P1394> Re: SBP-2 Bidirectional ORB

P1394> Re: SBP-2 Bidirectional ORB

PJohansson at aol.com PJohansson at aol.com
Mon Oct 6 23:46:17 EDT 1997


In a message dated 97-10-06 22:13:42 EDT, ewa at apple.com writes:


<<1. I agree with David's observation that two ORBs (one read, one write) can
be used instead of a bidirectional ORB.  A device is free to fetch both ORBs
and execute them in whatever order it likes, including simultaneously.  A
device or device class can mandate that such ORB pairs be provided, even
though SBP-2 does not require it.>>


It seems to me that the use of unidirectional ORB's is essentially a
hold-over from SCSI habits of DATA IN or DATA OUT on a single command. It's
not surprising that SBP-2, thus far, addresses this model well---but perhaps
we should move forward.


Two coordinated ORBs is little more than a 64-byte bidirectional ORB that
takes two Serial Bus transactions to fetch! Given the lack of scalability for
arbitration times at faster and faster speeds ('specially for small packets)
I think we ought to avoid the unnecessary fetch.

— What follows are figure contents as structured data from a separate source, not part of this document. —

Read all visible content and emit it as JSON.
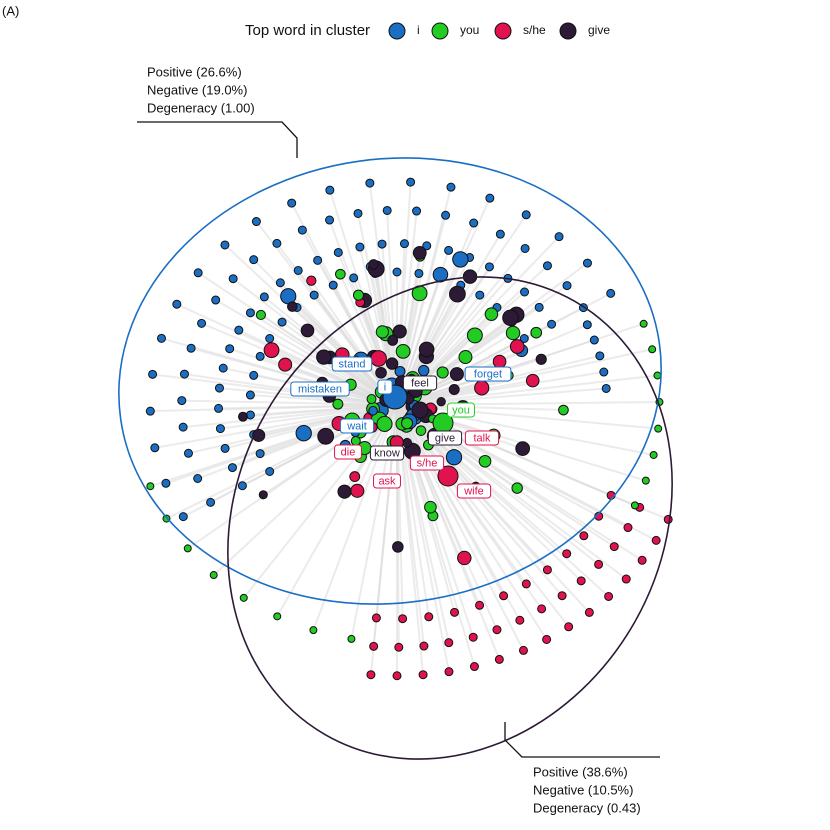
{
  "panel_label": "(A)",
  "legend": {
    "title": "Top word in cluster",
    "items": [
      {
        "label": "i",
        "color": "#1a6fc4"
      },
      {
        "label": "you",
        "color": "#22cc22"
      },
      {
        "label": "s/he",
        "color": "#e0134f"
      },
      {
        "label": "give",
        "color": "#2d1a36"
      }
    ]
  },
  "clusters": [
    {
      "lines": [
        "Positive (26.6%)",
        "Negative (19.0%)",
        "Degeneracy (1.00)"
      ],
      "color": "#1a6fc4"
    },
    {
      "lines": [
        "Positive (38.6%)",
        "Negative (10.5%)",
        "Degeneracy (0.43)"
      ],
      "color": "#2d1a36"
    }
  ],
  "node_labels": [
    {
      "text": "stand",
      "cluster": 0
    },
    {
      "text": "mistaken",
      "cluster": 0
    },
    {
      "text": "wait",
      "cluster": 0
    },
    {
      "text": "i",
      "cluster": 0
    },
    {
      "text": "feel",
      "cluster": 3
    },
    {
      "text": "forget",
      "cluster": 0
    },
    {
      "text": "you",
      "cluster": 1
    },
    {
      "text": "give",
      "cluster": 3
    },
    {
      "text": "talk",
      "cluster": 2
    },
    {
      "text": "know",
      "cluster": 3
    },
    {
      "text": "die",
      "cluster": 2
    },
    {
      "text": "s/he",
      "cluster": 2
    },
    {
      "text": "ask",
      "cluster": 2
    },
    {
      "text": "wife",
      "cluster": 2
    }
  ]
}
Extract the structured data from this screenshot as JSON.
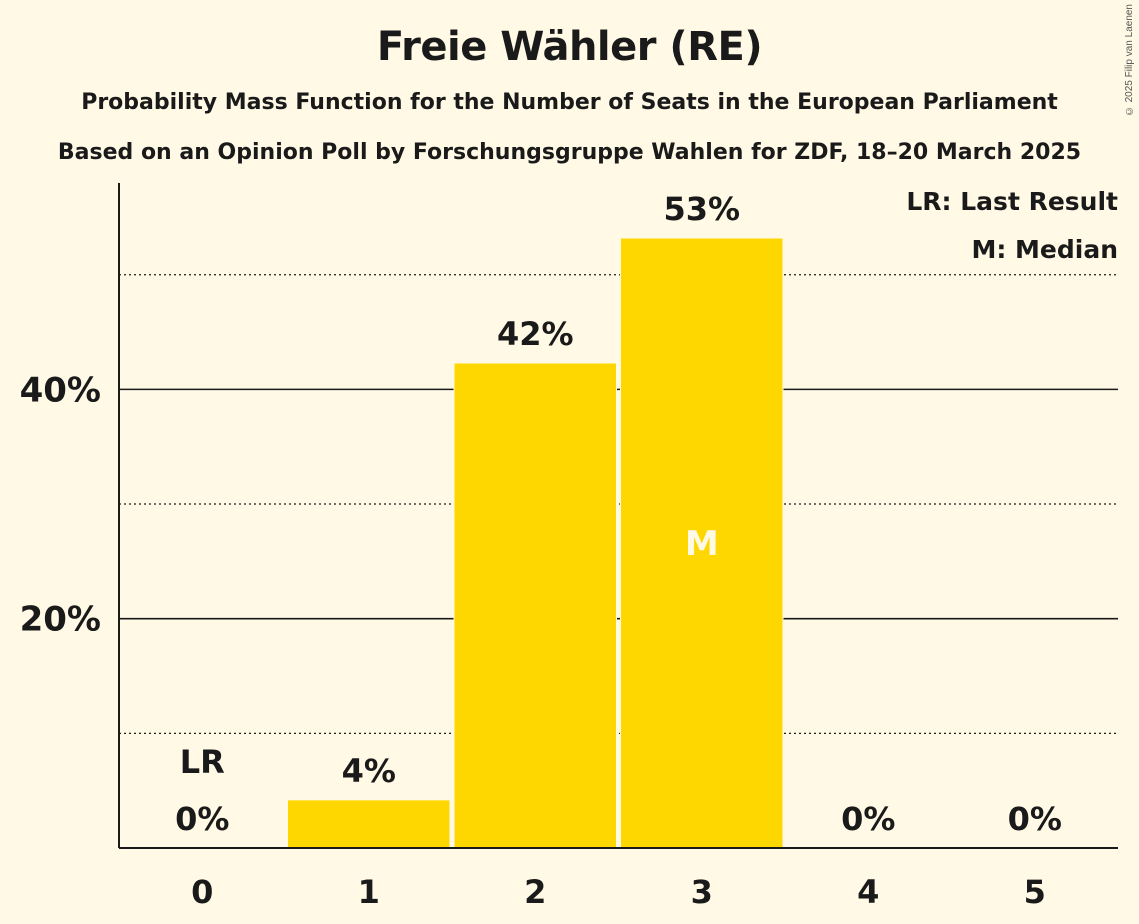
{
  "title": "Freie Wähler (RE)",
  "subtitle": "Probability Mass Function for the Number of Seats in the European Parliament",
  "subtitle2": "Based on an Opinion Poll by Forschungsgruppe Wahlen for ZDF, 18–20 March 2025",
  "copyright": "© 2025 Filip van Laenen",
  "legend": [
    "LR: Last Result",
    "M: Median"
  ],
  "colors": {
    "bar": "#ffd700",
    "background": "#fff9e6",
    "text": "#1a1a1a",
    "median_label": "#fff9e6"
  },
  "chart_data": {
    "type": "bar",
    "categories": [
      "0",
      "1",
      "2",
      "3",
      "4",
      "5"
    ],
    "values": [
      0,
      4.2,
      42.3,
      53.2,
      0,
      0
    ],
    "value_labels": [
      "0%",
      "4%",
      "42%",
      "53%",
      "0%",
      "0%"
    ],
    "ylim": [
      0,
      58
    ],
    "yticks": [
      {
        "value": 20,
        "label": "20%"
      },
      {
        "value": 40,
        "label": "40%"
      }
    ],
    "minor_gridlines": [
      10,
      30,
      50
    ],
    "last_result": {
      "category": "0",
      "label": "LR"
    },
    "median": {
      "category": "3",
      "label": "M"
    },
    "legend_position": "top-right"
  }
}
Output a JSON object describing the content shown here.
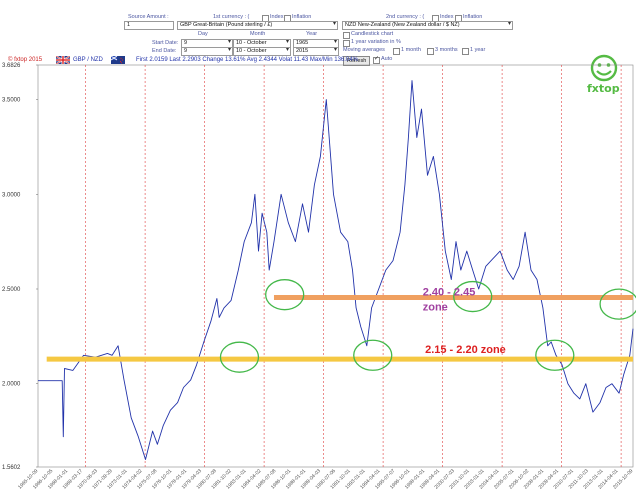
{
  "form": {
    "source_amount_label": "Source Amount :",
    "source_amount_value": "1",
    "first_currency_label": "1st currency : (",
    "index_label": "Index",
    "inflation_label": "Inflation",
    "first_currency_value": "GBP Great-Britain (Pound sterling / £)",
    "second_currency_label": "2nd currency : (",
    "second_currency_value": "NZD New-Zealand (New Zealand dollar / $ NZ)",
    "day_label": "Day",
    "month_label": "Month",
    "year_label": "Year",
    "start_date_label": "Start Date:",
    "end_date_label": "End Date:",
    "start_day": "9",
    "start_month": "10 - October",
    "start_year": "1965",
    "end_day": "9",
    "end_month": "10 - October",
    "end_year": "2015",
    "candlestick_label": "Candlestick chart",
    "variation_label": "1 year variation in %",
    "moving_avg_label": "Moving averages",
    "ma_1m": "1 month",
    "ma_3m": "3 months",
    "ma_1y": "1 year",
    "refresh_label": "Refresh",
    "auto_label": "Auto"
  },
  "header": {
    "copyright": "© fxtop 2015",
    "pair": "GBP / NZD",
    "stats": "First 2.0159 Last 2.2903 Change 13.61% Avg 2.4344 Volat 11.43 Max/Min 136.04%"
  },
  "logo_text": "fxtop",
  "chart_data": {
    "type": "line",
    "x_start": "1965-10-09",
    "x_end": "2015-10-09",
    "ylim": [
      1.5602,
      3.6826
    ],
    "yticks": [
      "3.6826",
      "3.5000",
      "3.0000",
      "2.5000",
      "2.0000",
      "1.5602"
    ],
    "xlabel": "date",
    "grid": "vertical dashed red",
    "series": [
      {
        "x": [
          1965.77,
          1967.8,
          1967.9,
          1968.0,
          1968.7,
          1969.6,
          1970.6,
          1971.6,
          1972.0,
          1972.5,
          1973.0,
          1973.6,
          1974.2,
          1974.8,
          1975.4,
          1975.8,
          1976.3,
          1976.9,
          1977.5,
          1978.0,
          1978.6,
          1979.1,
          1979.7,
          1980.3,
          1980.8,
          1981.0,
          1981.4,
          1982.0,
          1982.6,
          1983.1,
          1983.7,
          1984.0,
          1984.3,
          1984.6,
          1985.0,
          1985.2,
          1985.6,
          1986.2,
          1986.8,
          1987.4,
          1988.0,
          1988.5,
          1989.0,
          1989.5,
          1990.0,
          1990.6,
          1991.2,
          1991.8,
          1992.2,
          1992.5,
          1992.9,
          1993.4,
          1993.8,
          1994.4,
          1995.0,
          1995.6,
          1996.2,
          1996.6,
          1996.9,
          1997.2,
          1997.6,
          1998.0,
          1998.5,
          1999.0,
          1999.5,
          2000.0,
          2000.5,
          2000.9,
          2001.3,
          2001.8,
          2002.3,
          2002.8,
          2003.4,
          2004.0,
          2004.6,
          2005.2,
          2005.7,
          2006.2,
          2006.7,
          2007.2,
          2007.7,
          2008.2,
          2008.6,
          2008.9,
          2009.3,
          2009.8,
          2010.3,
          2010.8,
          2011.3,
          2011.8,
          2012.4,
          2013.0,
          2013.5,
          2014.0,
          2014.6,
          2015.0,
          2015.5,
          2015.77
        ],
        "y": [
          2.0159,
          2.0159,
          1.72,
          2.08,
          2.07,
          2.15,
          2.14,
          2.16,
          2.15,
          2.2,
          2.02,
          1.82,
          1.72,
          1.6,
          1.75,
          1.68,
          1.78,
          1.86,
          1.9,
          1.98,
          2.02,
          2.1,
          2.22,
          2.33,
          2.45,
          2.35,
          2.4,
          2.44,
          2.6,
          2.75,
          2.85,
          3.0,
          2.7,
          2.9,
          2.8,
          2.6,
          2.75,
          3.0,
          2.85,
          2.75,
          2.95,
          2.8,
          3.05,
          3.2,
          3.5,
          3.0,
          2.8,
          2.75,
          2.6,
          2.4,
          2.3,
          2.2,
          2.4,
          2.5,
          2.6,
          2.65,
          2.8,
          3.05,
          3.3,
          3.6,
          3.3,
          3.45,
          3.1,
          3.2,
          3.0,
          2.7,
          2.55,
          2.75,
          2.6,
          2.7,
          2.6,
          2.5,
          2.62,
          2.66,
          2.7,
          2.6,
          2.55,
          2.62,
          2.8,
          2.6,
          2.55,
          2.4,
          2.2,
          2.22,
          2.15,
          2.1,
          2.0,
          1.95,
          1.92,
          2.0,
          1.85,
          1.9,
          1.98,
          2.0,
          1.95,
          2.05,
          2.15,
          2.2903
        ]
      }
    ],
    "annotations": [
      {
        "text": "2.40 - 2.45",
        "y": 2.44
      },
      {
        "text": "zone",
        "y": 2.44
      },
      {
        "text": "2.15 - 2.20 zone",
        "y": 2.13
      }
    ],
    "support_lines": [
      {
        "y": 2.455,
        "x_from": 1985.6,
        "x_to": 2015.77,
        "color": "#f0a060"
      },
      {
        "y": 2.13,
        "x_from": 1966.5,
        "x_to": 2015.77,
        "color": "#f5c842"
      }
    ],
    "highlight_circles": [
      {
        "x": 1986.5,
        "y": 2.47
      },
      {
        "x": 1982.7,
        "y": 2.14
      },
      {
        "x": 1993.9,
        "y": 2.15
      },
      {
        "x": 2002.3,
        "y": 2.46
      },
      {
        "x": 2009.2,
        "y": 2.15
      },
      {
        "x": 2014.6,
        "y": 2.42
      }
    ]
  },
  "x_tick_labels": [
    "1965-10-09",
    "1966-10-05",
    "1968-01-01",
    "1969-03-17",
    "1970-06-03",
    "1971-09-29",
    "1973-01-01",
    "1974-04-02",
    "1975-07-08",
    "1976-10-01",
    "1978-01-01",
    "1979-04-03",
    "1980-07-08",
    "1981-10-02",
    "1983-01-01",
    "1984-04-02",
    "1985-07-08",
    "1986-10-01",
    "1988-01-01",
    "1989-04-03",
    "1990-07-06",
    "1991-10-01",
    "1993-01-01",
    "1994-04-01",
    "1995-07-07",
    "1996-10-01",
    "1998-01-01",
    "1999-04-01",
    "2000-07-03",
    "2001-10-01",
    "2003-01-01",
    "2004-04-01",
    "2005-07-01",
    "2006-10-02",
    "2008-01-01",
    "2009-04-01",
    "2010-07-01",
    "2011-10-03",
    "2013-01-01",
    "2014-04-01",
    "2015-10-09"
  ],
  "colors": {
    "line": "#2233aa",
    "grid": "#e04040",
    "annot_upper": "#a040a0",
    "annot_lower": "#dd2020",
    "circle": "#44b84a",
    "logo": "#55bb44"
  }
}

<<2. I agree with John that the bidirectional ORB will be difficult to deal
with in software.  Even though the SBP-2 layer is thin, there are complex
virtual memory issues, and having a special ORB with two payloads will
complicate that.>>


This is not some Pandora's box that is being opened, with n-directional ORBs
in our future. "Complex virtual memory issues?" Are you suggesting that
operating systems today have *no* API's in which more than one user buffer is
presented and must be locked down? I think the bidirectional ORB is
*different* to deal with in software and not all that difficult. The problems
of coordinating two-in-one ORBs (the paired ORBs David mentions) may be more
difficult than those of dealing with two buffers.